La Cina sostiene che gli incontri dei leader alleati durante la Seconda Guerra Mondiale, volti a designare il mondo post-bellico, in particolare la Conferenza del Cairo nel 1943 e quella di Potsdam nel 1945, avrebbero stabilito che il Giappone doveva restituire alla Cina “Formosa e le isole Pescadores” (Formosa era allora il nome di Taiwan, ndr), condizioni queste accettate dal Giappone all’atto della resa, con la celebre firma nella rada di Tokyo sul ponte della corazzata Missouri. La posizione cinese è scorretta dal punto di vista formale e sostanziale, perché il Cairo e Potsdam non erano atti giuridici, ma solo di indirizzo politico-militare (peraltro la leadership cinese all’epoca era saldamente in mano a Chiang Kai-shek). L’unico atto con un valore nel diritto internazionale è il trattato di pace di San Francisco, con il quale il Giappone rinuncia ad ogni pretesa su Formosa ma senza specificare a favore di chi. Del resto neppure il voto dell’Assemblea generale dell’Onu, che riconosce la Repubblica Popolare cinese come unico rappresentante della Cina, ed esclude Taiwan, fa alcun cenno alla sovranità sull’isola. Dunque le motivazioni legali addotte da Pechino sono pretestuose e volte ad accrescere la pressione politico militare per isolare Taiwan.

Lei è stato a Taiwan la settimana scorsa. Che atmosfera ha trovato sull’isola?
Confesso di essere rimasto sorpreso. Credevo di arrivare quasi in una piazzaforte assediata. Invece si respira un clima – almeno apparentemente – molto sereno. Negli incontri che abbiamo avuto con molte autorità taiwanesi, il tema Cina è stato da loro appena sfiorato. E alle mie domande in merito, le loro risposte sono state molto rassicuranti. Il prezzo di un attacco a Taiwan – che è un paese potentemente armato – secondo la leadership taiwanese sarebbe talmente alto per la Cina, dal punto di vista militare, politico ed economico, che nessun governo cinese sano di mente lo farebbe davvero. La chiamano la “strategia del porcospino”. L’animaletto sa che non potrebbe mai sopravvivere ad uno scontro con un grande predatore, ma se dispiega i suoi aculei il predatore si farebbe così male che evita di attaccarlo. Un alto ufficiale americano mi ha riassunto così la situazione: “Taiwan potrebbe diventare l’Ucraina di Xi Jinping”. I taiwanesi sono molto più preoccupati dell’isolamento diplomatico e dell’impossibilità di partecipare ad organizzazioni internazionali come l’Oms e sono protesi ad incrementare gli scambi economici con l’Europa e gli Stati Uniti. Semplificando, si potrebbe dire che i dazi li preoccupano più delle portaerei.

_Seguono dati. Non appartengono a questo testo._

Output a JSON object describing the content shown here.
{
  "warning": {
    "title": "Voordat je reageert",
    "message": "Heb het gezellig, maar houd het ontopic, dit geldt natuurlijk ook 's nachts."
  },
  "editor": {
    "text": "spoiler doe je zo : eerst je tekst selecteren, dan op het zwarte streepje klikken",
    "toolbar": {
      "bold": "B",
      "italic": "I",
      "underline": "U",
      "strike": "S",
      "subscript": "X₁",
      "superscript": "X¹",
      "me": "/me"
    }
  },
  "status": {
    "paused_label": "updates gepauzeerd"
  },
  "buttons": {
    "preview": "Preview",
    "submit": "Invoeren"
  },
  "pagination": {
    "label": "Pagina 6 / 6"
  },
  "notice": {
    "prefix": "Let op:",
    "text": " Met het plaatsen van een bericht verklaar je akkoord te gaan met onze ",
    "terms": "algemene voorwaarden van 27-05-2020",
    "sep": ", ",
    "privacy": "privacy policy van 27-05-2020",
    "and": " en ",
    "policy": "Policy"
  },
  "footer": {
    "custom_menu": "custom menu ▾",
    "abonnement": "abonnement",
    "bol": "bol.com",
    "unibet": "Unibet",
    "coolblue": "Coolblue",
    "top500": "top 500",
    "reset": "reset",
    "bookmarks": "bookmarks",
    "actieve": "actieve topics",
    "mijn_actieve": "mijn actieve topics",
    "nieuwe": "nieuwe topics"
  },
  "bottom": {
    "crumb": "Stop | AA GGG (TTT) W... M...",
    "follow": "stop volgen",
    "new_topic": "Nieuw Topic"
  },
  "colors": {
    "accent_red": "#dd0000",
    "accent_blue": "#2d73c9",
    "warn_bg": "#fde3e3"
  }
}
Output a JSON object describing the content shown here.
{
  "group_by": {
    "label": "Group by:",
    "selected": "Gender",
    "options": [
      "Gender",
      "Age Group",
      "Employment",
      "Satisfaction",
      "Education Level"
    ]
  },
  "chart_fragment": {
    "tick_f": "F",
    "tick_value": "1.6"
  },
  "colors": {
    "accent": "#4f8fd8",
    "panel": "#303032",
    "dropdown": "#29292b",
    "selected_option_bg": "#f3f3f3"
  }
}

Taiwan ha sempre contato sul sostegno militare statunitense, non dichiarato, causa politica Una Sola Cina, con cui gli Usa riconoscono Pechino quale unico governo cinese, non Taipei. Ma con un Trump molto isolazionista non rischiano di trovarsi soli?
Nei giorni precedenti al mio arrivo a Taiwan avevo avuto diversi incontri, alle Hawaii e in California, con i vertici militari americani responsabili del teatro del Pacifico. Li ho trovati molto attenti a un fronte che preoccupa gli Stati Uniti molto più di quanto accade verso l'Europa. E quando ho chiesto loro quale fosse la priorità strategica alla quale dedicano maggiore attenzione, mi hanno risposto concordemente “lo Stretto di Taiwan”. L’isolazionismo un po’ ondivago di Trump riguarda l’Atlantico, molto più che il Pacifico.

Che umore ha percepito fra i comandi americani?
Tutti, i vertici militari ma anche i colleghi del Congresso Usa, sia repubblicani che democratici, che partecipavano con me alla missione dell’Assemblea Parlamentare Nato, esprimevano grande determinazione e fiduciosi nella loro capacità di deterrenza.

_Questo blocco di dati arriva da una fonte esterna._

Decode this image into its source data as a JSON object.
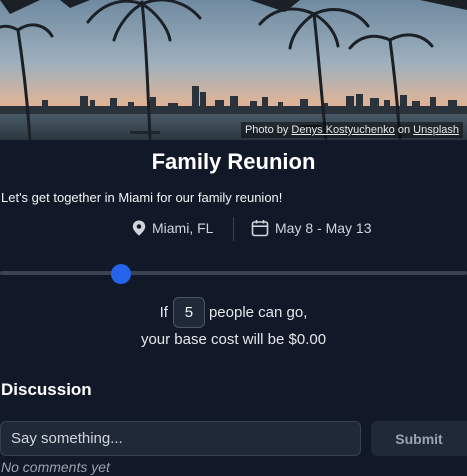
{
  "hero": {
    "credit_prefix": "Photo by",
    "credit_author": "Denys Kostyuchenko",
    "credit_mid": "on",
    "credit_source": "Unsplash"
  },
  "event": {
    "title": "Family Reunion",
    "description": "Let's get together in Miami for our family reunion!",
    "location": "Miami, FL",
    "dates": "May 8 - May 13"
  },
  "cost": {
    "people_prefix": "If",
    "people_count": "5",
    "people_suffix": "people can go,",
    "cost_text": "your base cost will be $0.00",
    "slider_fraction": 0.26
  },
  "discussion": {
    "heading": "Discussion",
    "input_placeholder": "Say something...",
    "submit_label": "Submit",
    "empty_text": "No comments yet"
  },
  "colors": {
    "background": "#111827",
    "accent": "#2563eb",
    "input_bg": "#1f2937"
  },
  "icons": {
    "location": "map-pin-icon",
    "date": "calendar-icon"
  }
}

Il vantaggio numerico e tecnologico statunitense è ancora tale da scoraggiare ogni aggressività cinese?
Sul piano quantitativo la Cina, dal 2000 ad oggi, ha conosciuto una crescita esponenziale impressionante, che ha portato la Repubblica Popolare a superare gli Stati Uniti e i loro alleati – Australia, Giappone, Corea del Sud – in ogni tipo di sistema d’arma, escluse le portaerei. L’Occidente mantiene però una superiorità tecnologica ed anche nella qualità dell’addestramento che al momento garantisce ancora una deterrenza credibile. Il livello tecnologico cinese va rapidamente migliorando, ma anche gli Stati Uniti non stanno fermi, né nella ricerca, né nella realizzazione di nuovi armamenti.

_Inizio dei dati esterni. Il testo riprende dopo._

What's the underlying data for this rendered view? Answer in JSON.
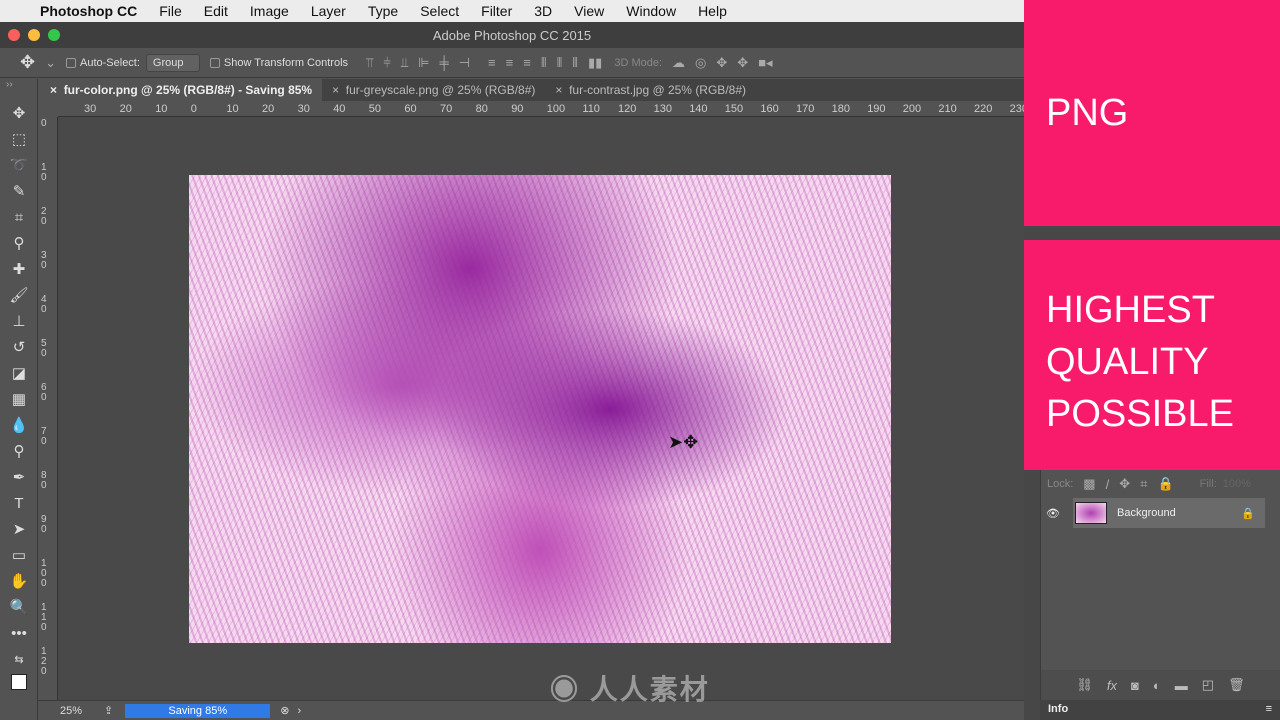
{
  "menubar": {
    "app": "Photoshop CC",
    "items": [
      "File",
      "Edit",
      "Image",
      "Layer",
      "Type",
      "Select",
      "Filter",
      "3D",
      "View",
      "Window",
      "Help"
    ]
  },
  "window": {
    "title": "Adobe Photoshop CC 2015"
  },
  "options": {
    "auto_select": "Auto-Select:",
    "group": "Group",
    "show_transform": "Show Transform Controls",
    "mode_3d": "3D Mode:"
  },
  "tabs": [
    {
      "label": "fur-color.png @ 25% (RGB/8#) - Saving 85%"
    },
    {
      "label": "fur-greyscale.png @ 25% (RGB/8#)"
    },
    {
      "label": "fur-contrast.jpg @ 25% (RGB/8#)"
    }
  ],
  "ruler_top": [
    "30",
    "20",
    "10",
    "0",
    "10",
    "20",
    "30",
    "40",
    "50",
    "60",
    "70",
    "80",
    "90",
    "100",
    "110",
    "120",
    "130",
    "140",
    "150",
    "160",
    "170",
    "180",
    "190",
    "200",
    "210",
    "220",
    "230"
  ],
  "ruler_left": [
    "0",
    "10",
    "20",
    "30",
    "40",
    "50",
    "60",
    "70",
    "80",
    "90",
    "100",
    "110",
    "120"
  ],
  "status": {
    "zoom": "25%",
    "progress_label": "Saving 85%",
    "progress": 0.85
  },
  "overlay": {
    "title1": "PNG",
    "title2": [
      "HIGHEST",
      "QUALITY",
      "POSSIBLE"
    ],
    "color": "#f81a6b"
  },
  "layers": {
    "lock_label": "Lock:",
    "fill_label": "Fill:",
    "fill_value": "100%",
    "layer_name": "Background"
  },
  "info_tab": "Info",
  "watermark": "人人素材"
}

Anche l’Italia riconosce il principio Una Sola Cina, ma Taiwan è una democrazia amica. Che cosa si può fare per proteggerla meglio?
L’Italia riconosce il principio di una sola Cina ma, come tutto l’Occidente, rifiuta ogni cambiamento non consensuale degli assetti dello Stretto di Taiwan. Ovviamente sul piano militare in forma diretta possiamo fare poco, anche se la recente crociera in quelle acque di un gruppo navale italiano, guidato dalla portaerei Cavour, è stato un segnale molto apprezzato di fronte alle continue provocazioni e minacce cinesi. Quello che Taiwan ci chiede è un’intensificazione della collaborazione commerciale, e l’appoggio per ammettere Taipei nelle organizzazioni internazionali di tipo tecnico e commerciale. Approfitto però per aggiungere una considerazione, che in parte mi ha sorpreso. Taiwan non è più quella di Chiang Kai-shek, che non ha voluto essere sepolto sull’isola – il suo feretro è conservato su un piedestallo – per attendere la riconquista della Cina ed essere inumato nella sua città natale. Oggi Taipei, ragionevolmente, non pensa affatto a una riconquista e non rivendica la sovranità sulla Cina. Il Partito di governo, il Partito Democratico, nato a sinistra ma oggi il più marcatamente anticinese, pensa a Taiwan non come ad un’altra Cina, ma come ad uno Stato indipendente che con la Cina non ha nulla a che fare. Idealmente vorrebbe un riconoscimento reciproco con la Repubblica Popolare, che Xi ovviamente rifiuta. Il Partito di Chiang Kai-shek, il Kuomintang, all’opposizione, si considera ancora legato alla Cina ma pensa a una intensificazione dei rapporti che un giorno lontano porti all’unificazione. Entrambi paradossalmente accettano quindi il principio di una sola Cina. Ma entrambi vogliono difendere con ogni mezzo la libertà di Taiwan, modello straordinariamente riuscito sul piano politico ed economico e prova clamorosa della superiorità del capitalismo liberale. Taiwan è al 13° posto al mondo per Pil pro capire, calibrato a parità di potere d’acquisto. La Cina comunista, che ci sembra battere record su record, è al 77°. E per inciso l’Italia è al 32°.